Selain mahasiswa itu, seorang pengemudi ojek online belum lama ini menjadi korban akibat kabel serat optik yang tidak terpasang dengan baik. Korban mengalami kecelakaan hingga meninggal dunia saat menghindari kabel yang menjuntai ke jalan di kawasan Palmerah, Jakarta Barat. Kalau sudah begini, siapa yang harus bertanggung jawab? Selain dua orang itu, saya yakin ada pihak lainnya yang pernah menjadi korban buruknya sistem infrastruktur penunjang itu, entah itu tersengat oleh kabel listrik yang mengelupas, tertimpa pohon, terperosok galian kabel, entah terjatuh karena minimnya lampu penerangan jalan. Mungkin mereka tidak tahu mesti mengadu ke mana sehingga kasus-kasus semacam itu nyaris tak terdengar.

Yang sehari-hari beraktivitas di Jakarta tentu pernah melihat bekas galian kabel yang tidak ditutup dengan semestinya.

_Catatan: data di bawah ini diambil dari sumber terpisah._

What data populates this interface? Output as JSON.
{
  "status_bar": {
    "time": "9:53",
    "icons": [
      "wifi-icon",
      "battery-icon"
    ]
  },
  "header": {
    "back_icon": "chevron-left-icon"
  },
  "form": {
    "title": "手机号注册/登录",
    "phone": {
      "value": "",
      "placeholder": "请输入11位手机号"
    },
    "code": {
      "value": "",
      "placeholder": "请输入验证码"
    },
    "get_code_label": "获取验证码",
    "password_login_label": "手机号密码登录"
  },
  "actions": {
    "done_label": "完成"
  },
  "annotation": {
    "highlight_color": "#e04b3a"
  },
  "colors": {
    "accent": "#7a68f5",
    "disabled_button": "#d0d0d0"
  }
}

Tanah bekas galian dibiarkan menumpuk sehingga becek dan licin jika hujan. Belum lagi kabel telepon atau internet yang menjuntai dan membahayakan pengguna jalan. Pada era 1990-an, Gubernur DKI Soetiyoso pernah mengeluarkan Peraturan Daerah Nomor 8 Tahun 1999 tentang Jaringan Utilitas (Perda No 8 Tahun 1999). Kala itu, sistem sarana jaringan utilitas terpadu (SJUT) diyakini bakal mengakhiri kesemrawutan permasalahan ini. Namun, faktanya, belum juga beres hingga kini. Kepada wartawan di Jakarta, Sabtu (5/8), Direktur Lalu Lintas Polda Metro Jaya Kombes Latif Usman mengatakan pihak kepolisian sudah melaporkan permasalahan semacam itu kepada pemangku kebijakan. Masalah itu, kata dia, harus segera diselesaikan karena membahayakan keselamatan masyarakat pengguna jalan.

Pemprov DKI sebaiknya memang segera memanggil para stakeholder dan instansi terkait untuk membicarakan persoalan itu. Jangan ragu untuk memberi sanksi. Jika perlu, cabut izin usaha mereka kalau memang ada pihak yang melanggar aturan. Begitu juga jika ada oknum-oknum yang terlibat suap terkait dengan izin pemasangan kabel utilitas ini, termasuk pihak RT/RW dan kelurahan, jangan ragu untuk ditindak. Bukankah pemasangan kabel-kabel itu setidaknya harus sepengetahuan atau seizin pejabat setempat?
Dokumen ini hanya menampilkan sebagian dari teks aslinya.